There are some tech hacks for cooling and heating: The report outlines over three dozen solutions for electrifying the global cooling and heating sector, including the use of low-temperature heat pumps, hybrid heat pumps, waste heat-to-power tech, and high-temperature electricity-based applications for industry. Irena also suggests the adoption of circular energy flows in cities, allowing the heat from solar panels, data centers, and other sources to be rerouted for use in space heating and warm water in buildings.
And using flexible agreements tied to demand: Irena also called for flexible power purchase agreements to enable companies or grid operators to secure their electricity demands without being restricted by fixed terms during times of low demand.
A toolbox for the HtA sector: The report includes 30 innovations to help decarbonize hard-to-abate sectors (HtA) by increasing the use of green hydrogen.

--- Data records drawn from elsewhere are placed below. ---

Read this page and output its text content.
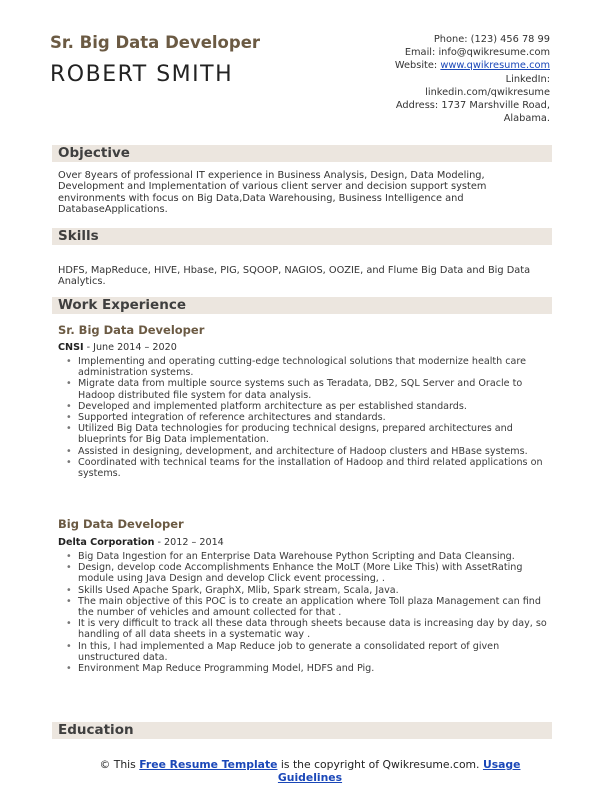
Sr. Big Data Developer
ROBERT SMITH
Phone: (123) 456 78 99
Email: info@qwikresume.com
Website: www.qwikresume.com
LinkedIn:
linkedin.com/qwikresume
Address: 1737 Marshville Road,
Alabama.
Objective
Over 8years of professional IT experience in Business Analysis, Design, Data Modeling, Development and Implementation of various client server and decision support system environments with focus on Big Data,Data Warehousing, Business Intelligence and DatabaseApplications.
Skills
HDFS, MapReduce, HIVE, Hbase, PIG, SQOOP, NAGIOS, OOZIE, and Flume Big Data and Big Data Analytics.
Work Experience
Sr. Big Data Developer
CNSI - June 2014 – 2020
• Implementing and operating cutting-edge technological solutions that modernize health care administration systems.
• Migrate data from multiple source systems such as Teradata, DB2, SQL Server and Oracle to Hadoop distributed file system for data analysis.
• Developed and implemented platform architecture as per established standards.
• Supported integration of reference architectures and standards.
• Utilized Big Data technologies for producing technical designs, prepared architectures and blueprints for Big Data implementation.
• Assisted in designing, development, and architecture of Hadoop clusters and HBase systems.
• Coordinated with technical teams for the installation of Hadoop and third related applications on systems.
Big Data Developer
Delta Corporation - 2012 – 2014
• Big Data Ingestion for an Enterprise Data Warehouse Python Scripting and Data Cleansing.
• Design, develop code Accomplishments Enhance the MoLT (More Like This) with AssetRating module using Java Design and develop Click event processing, .
• Skills Used Apache Spark, GraphX, Mlib, Spark stream, Scala, Java.
• The main objective of this POC is to create an application where Toll plaza Management can find the number of vehicles and amount collected for that .
• It is very difficult to track all these data through sheets because data is increasing day by day, so handling of all data sheets in a systematic way .
• In this, I had implemented a Map Reduce job to generate a consolidated report of given unstructured data.
• Environment Map Reduce Programming Model, HDFS and Pig.
Education
© This Free Resume Template is the copyright of Qwikresume.com. Usage
Guidelines
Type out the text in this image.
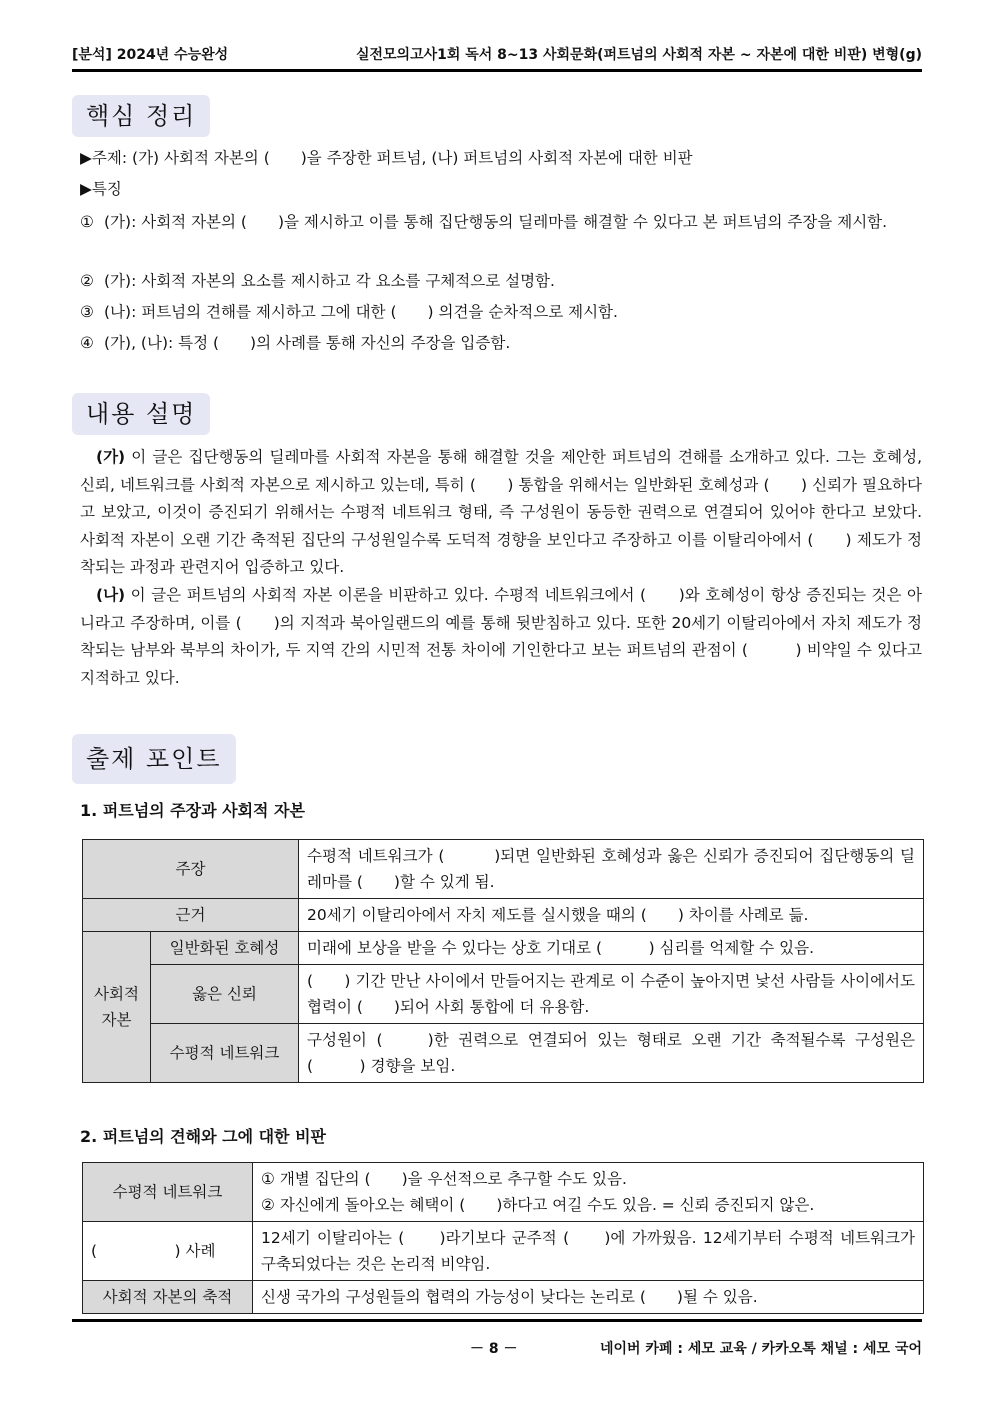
[분석] 2024년 수능완성	실전모의고사1회 독서 8~13 사회문화(퍼트넘의 사회적 자본 ~ 자본에 대한 비판) 변형(g)
핵심 정리
▶주제: (가) 사회적 자본의 (　　)을 주장한 퍼트넘, (나) 퍼트넘의 사회적 자본에 대한 비판
▶특징
① (가): 사회적 자본의 (　　)을 제시하고 이를 통해 집단행동의 딜레마를 해결할 수 있다고 본 퍼트넘의 주장을 제시함.
② (가): 사회적 자본의 요소를 제시하고 각 요소를 구체적으로 설명함.
③ (나): 퍼트넘의 견해를 제시하고 그에 대한 (　　) 의견을 순차적으로 제시함.
④ (가), (나): 특정 (　　)의 사례를 통해 자신의 주장을 입증함.
내용 설명
(가) 이 글은 집단행동의 딜레마를 사회적 자본을 통해 해결할 것을 제안한 퍼트넘의 견해를 소개하고 있다. 그는 호혜성, 신뢰, 네트워크를 사회적 자본으로 제시하고 있는데, 특히 (　　) 통합을 위해서는 일반화된 호혜성과 (　　) 신뢰가 필요하다고 보았고, 이것이 증진되기 위해서는 수평적 네트워크 형태, 즉 구성원이 동등한 권력으로 연결되어 있어야 한다고 보았다. 사회적 자본이 오랜 기간 축적된 집단의 구성원일수록 도덕적 경향을 보인다고 주장하고 이를 이탈리아에서 (　　) 제도가 정착되는 과정과 관련지어 입증하고 있다.
(나) 이 글은 퍼트넘의 사회적 자본 이론을 비판하고 있다. 수평적 네트워크에서 (　　)와 호혜성이 항상 증진되는 것은 아니라고 주장하며, 이를 (　　)의 지적과 북아일랜드의 예를 통해 뒷받침하고 있다. 또한 20세기 이탈리아에서 자치 제도가 정착되는 남부와 북부의 차이가, 두 지역 간의 시민적 전통 차이에 기인한다고 보는 퍼트넘의 관점이 (　　　) 비약일 수 있다고 지적하고 있다.
출제 포인트
1. 퍼트넘의 주장과 사회적 자본
주장		수평적 네트워크가 (　　　)되면 일반화된 호혜성과 옳은 신뢰가 증진되어 집단행동의 딜레마를 (　　)할 수 있게 됨.
근거		20세기 이탈리아에서 자치 제도를 실시했을 때의 (　　) 차이를 사례로 듦.
사회적 자본	일반화된 호혜성	미래에 보상을 받을 수 있다는 상호 기대로 (　　　) 심리를 억제할 수 있음.
	옳은 신뢰	(　　) 기간 만난 사이에서 만들어지는 관계로 이 수준이 높아지면 낯선 사람들 사이에서도 협력이 (　　)되어 사회 통합에 더 유용함.
	수평적 네트워크	구성원이 (　　)한 권력으로 연결되어 있는 형태로 오랜 기간 축적될수록 구성원은 (　　　) 경향을 보임.
2. 퍼트넘의 견해와 그에 대한 비판
수평적 네트워크	① 개별 집단의 (　　)을 우선적으로 추구할 수도 있음.
② 자신에게 돌아오는 혜택이 (　　)하다고 여길 수도 있음. = 신뢰 증진되지 않은.

(　　　　　) 사례	12세기 이탈리아는 (　　)라기보다 군주적 (　　)에 가까웠음. 12세기부터 수평적 네트워크가 구축되었다는 것은 논리적 비약임.

사회적 자본의 축적	신생 국가의 구성원들의 협력의 가능성이 낮다는 논리로 (　　)될 수 있음.
－ 8 －	네이버 카페 : 세모 교육 / 카카오톡 채널 : 세모 국어
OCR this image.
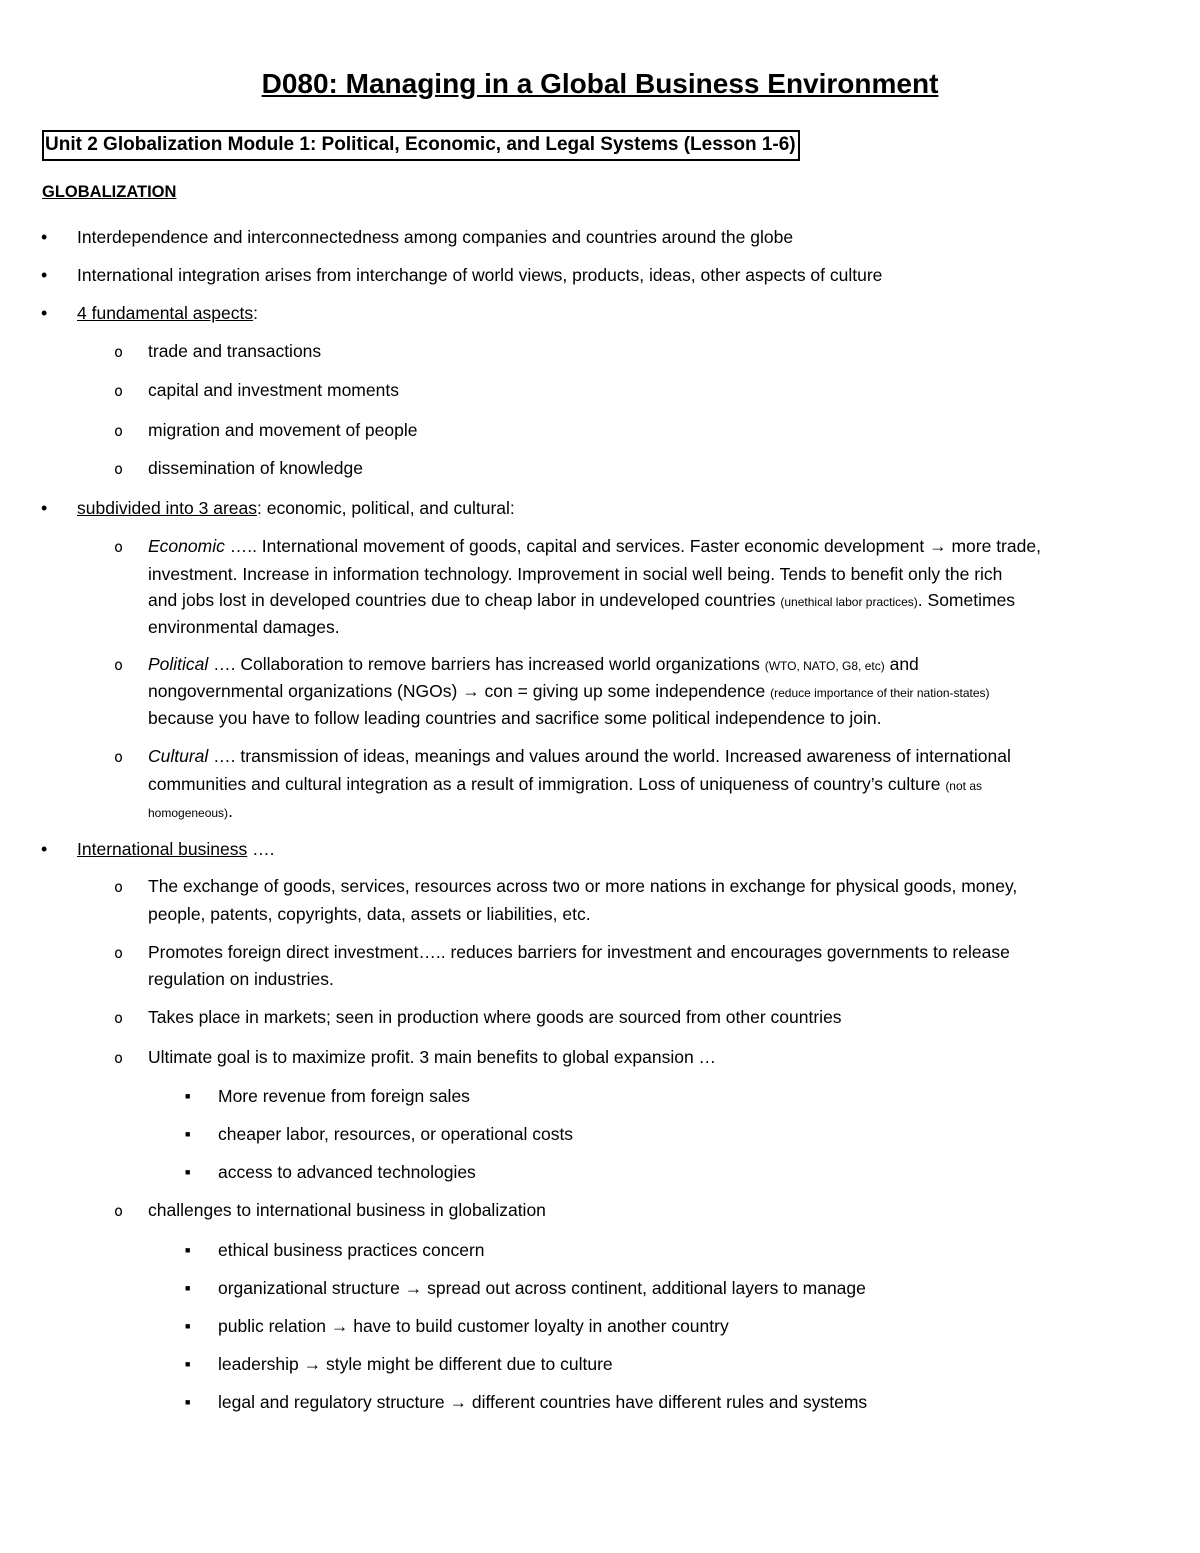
D080: Managing in a Global Business Environment
Unit 2 Globalization Module 1: Political, Economic, and Legal Systems (Lesson 1-6)
GLOBALIZATION
• Interdependence and interconnectedness among companies and countries around the globe
• International integration arises from interchange of world views, products, ideas, other aspects of culture
• 4 fundamental aspects:
o trade and transactions
o capital and investment moments
o migration and movement of people
o dissemination of knowledge
• subdivided into 3 areas: economic, political, and cultural:
o Economic ….. International movement of goods, capital and services. Faster economic development → more trade,
investment. Increase in information technology. Improvement in social well being. Tends to benefit only the rich
and jobs lost in developed countries due to cheap labor in undeveloped countries (unethical labor practices). Sometimes
environmental damages.
o Political …. Collaboration to remove barriers has increased world organizations (WTO, NATO, G8, etc) and
nongovernmental organizations (NGOs) → con = giving up some independence (reduce importance of their nation-states)
because you have to follow leading countries and sacrifice some political independence to join.
o Cultural …. transmission of ideas, meanings and values around the world. Increased awareness of international
communities and cultural integration as a result of immigration. Loss of uniqueness of country’s culture (not as
homogeneous).
• International business ….
o The exchange of goods, services, resources across two or more nations in exchange for physical goods, money,
people, patents, copyrights, data, assets or liabilities, etc.
o Promotes foreign direct investment….. reduces barriers for investment and encourages governments to release
regulation on industries.
o Takes place in markets; seen in production where goods are sourced from other countries
o Ultimate goal is to maximize profit. 3 main benefits to global expansion …
■ More revenue from foreign sales
■ cheaper labor, resources, or operational costs
■ access to advanced technologies
o challenges to international business in globalization
■ ethical business practices concern
■ organizational structure → spread out across continent, additional layers to manage
■ public relation → have to build customer loyalty in another country
■ leadership → style might be different due to culture
■ legal and regulatory structure → different countries have different rules and systems
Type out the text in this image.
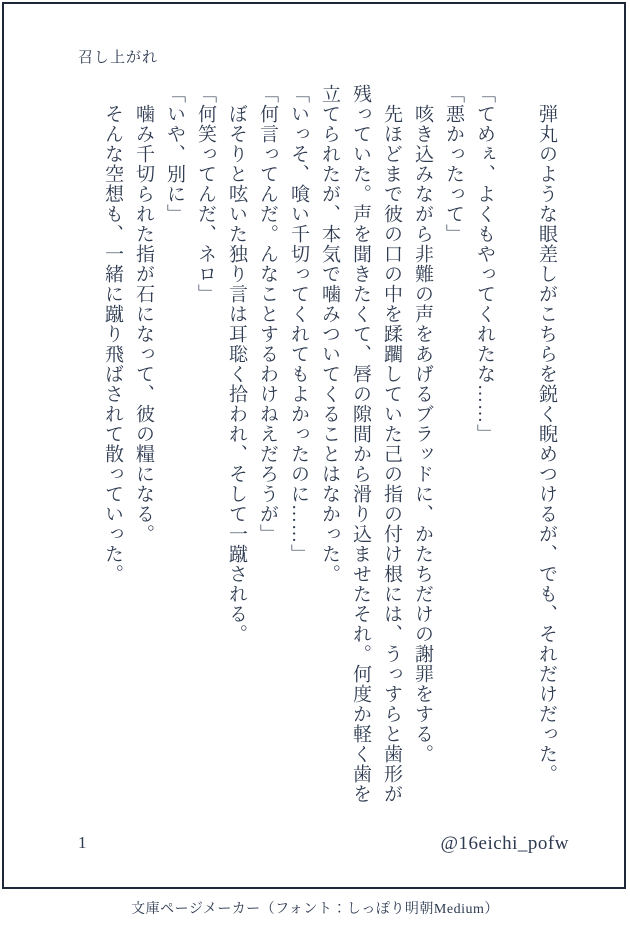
召し上がれ
弾丸のような眼差しがこちらを鋭く睨めつけるが、でも、それだけだった。

「てめぇ、よくもやってくれたな……」
「悪かったって」
咳き込みながら非難の声をあげるブラッドに、かたちだけの謝罪をする。
先ほどまで彼の口の中を蹂躙していた己の指の付け根には、うっすらと歯形が
残っていた。声を聞きたくて、唇の隙間から滑り込ませたそれ。何度か軽く歯を
立てられたが、本気で噛みついてくることはなかった。
「いっそ、喰い千切ってくれてもよかったのに……」
「何言ってんだ。んなことするわけねえだろうが」
ぼそりと呟いた独り言は耳聡く拾われ、そして一蹴される。
「何笑ってんだ、ネロ」
「いや、別に」
噛み千切られた指が石になって、彼の糧になる。
そんな空想も、一緒に蹴り飛ばされて散っていった。
1	@16eichi_pofw
文庫ページメーカー（フォント：しっぽり明朝Medium）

The deployment of compressed hydrogen storage and liquefied hydrogen storage tech, as well as establishing hydrogen leakage detection mechanisms, is paramount. Applying carbon contracts for difference — which aim to reduce costs and risks of clean energy investments — are also needed to establish a standard for carbon pricing and bring down hydrogen costs for consumers. Establishing renewable energy power purchase agreements for green hydrogen production is also necessary as are cost-effective electricity tariffs for hydrogen developers and setting up a regulatory framework for green hydrogen networks, Irena notes.